Le président mexicain Enrique Peña Nieto a parcouru en hélicoptère les zones affectées de l'État d'Oaxaca, dont Juchitan, où il a écouté dans l'après-midi les récits des habitants avant de se rendre au Chiapas.

À Matias Romero, toujours dans l'État d'Oaxaca, l'hôtel Sensation s'est complètement affaissé sur un côté, pour s'immobiliser dans une position incongrue et périlleuse.

«C'est le plus grand tremblement de terre de l'histoire du Mexique, mais nous sommes là, Oaxaca est debout», a assuré le gouverneur de l'Etat, Alejandro Murat, sur une radio locale, précisant que l'armée avait déployé plus de 1000 hommes dans la région.

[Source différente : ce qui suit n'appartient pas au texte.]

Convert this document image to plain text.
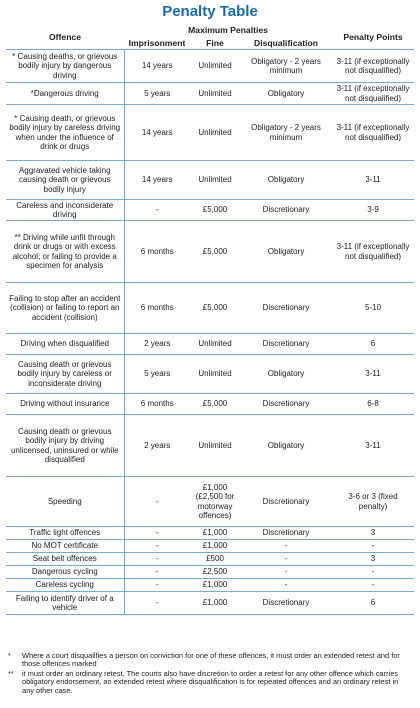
Penalty Table
Offence	Maximum Penalties			Penalty Points
	Imprisonment	Fine	Disqualification	
* Causing deaths, or grievous bodily injury by dangerous driving	14 years	Unlimited	Obligatory - 2 years minimum	3-11 (if exceptionally not disqualified)
*Dangerous driving	5 years	Unlimited	Obligatory	3-11 (if exceptionally not disqualified)
* Causing death, or grievous bodily injury by careless driving when under the influence of drink or drugs	14 years	Unlimited	Obligatory - 2 years minimum	3-11 (if exceptionally not disqualified)
Aggravated vehicle taking causing death or grievous bodily injury	14 years	Unlimited	Obligatory	3-11
Careless and inconsiderate driving	-	£5,000	Discretionary	3-9
** Driving while unfit through drink or drugs or with excess alcohol; or failing to provide a specimen for analysis	6 months	£5,000	Obligatory	3-11 (if exceptionally not disqualified)
Failing to stop after an accident (collision) or failing to report an accident (collision)	6 months	£5,000	Discretionary	5-10
Driving when disqualified	2 years	Unlimited	Discretionary	6
Causing death or grievous bodily injury by careless or inconsiderate driving	5 years	Unlimited	Obligatory	3-11
Driving without insurance	6 months	£5,000	Discretionary	6-8
Causing death or grievous bodily injury by driving unlicensed, uninsured or while disqualified	2 years	Unlimited	Obligatory	3-11
Speeding	-	£1,000 (£2,500 for motorway offences)	Discretionary	3-6 or 3 (fixed penalty)
Traffic light offences	-	£1,000	Discretionary	3
No MOT certificate	-	£1,000	-	-
Seat belt offences	-	£500	-	3
Dangerous cycling	-	£2,500	-	-
Careless cycling	-	£1,000	-	-
Failing to identify driver of a vehicle	-	£1,000	Discretionary	6
*	Where a court disqualifies a person on conviction for one of these offences, it must order an extended retest and for those offences marked
**	it must order an ordinary retest. The courts also have discretion to order a retest for any other offence which carries obligatory endorsement, an extended retest where disqualification is for repeated offences and an ordinary retest in any other case.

Des vivres et des milliers de matelas et couvertures «sont en cours d'acheminement», a promis le gouverneur aux habitants affectés par la tragédie.

Plus de 260 répliques

Plus de 260 répliques du séisme ont été enregistrées dans la journée, a indiqué le président mexicain sur Twitter, tout en soulignant que les aéroports et les ports fonctionnaient normalement.

Le pape François, en visite en Colombie, a appelé à une prière «pour ceux qui souffrent des conséquences du tremblement de terre» et pour les victimes de ce séisme ainsi que celles de l'ouragan Irma, qui dévaste au même moment les Caraïbes.

La capitale mexicaine a également fortement ressenti cette secousse et de nombreux habitants se sont même précipités dans la rue, après le déclenchement de l'alerte sismique annonçant l'imminence d'un puissant tremblement de terre.

«Pas encore un (séisme)! Dieu, s'il te plaît, non», a ainsi crié une femme en tombant à genoux pour prier en pleine rue.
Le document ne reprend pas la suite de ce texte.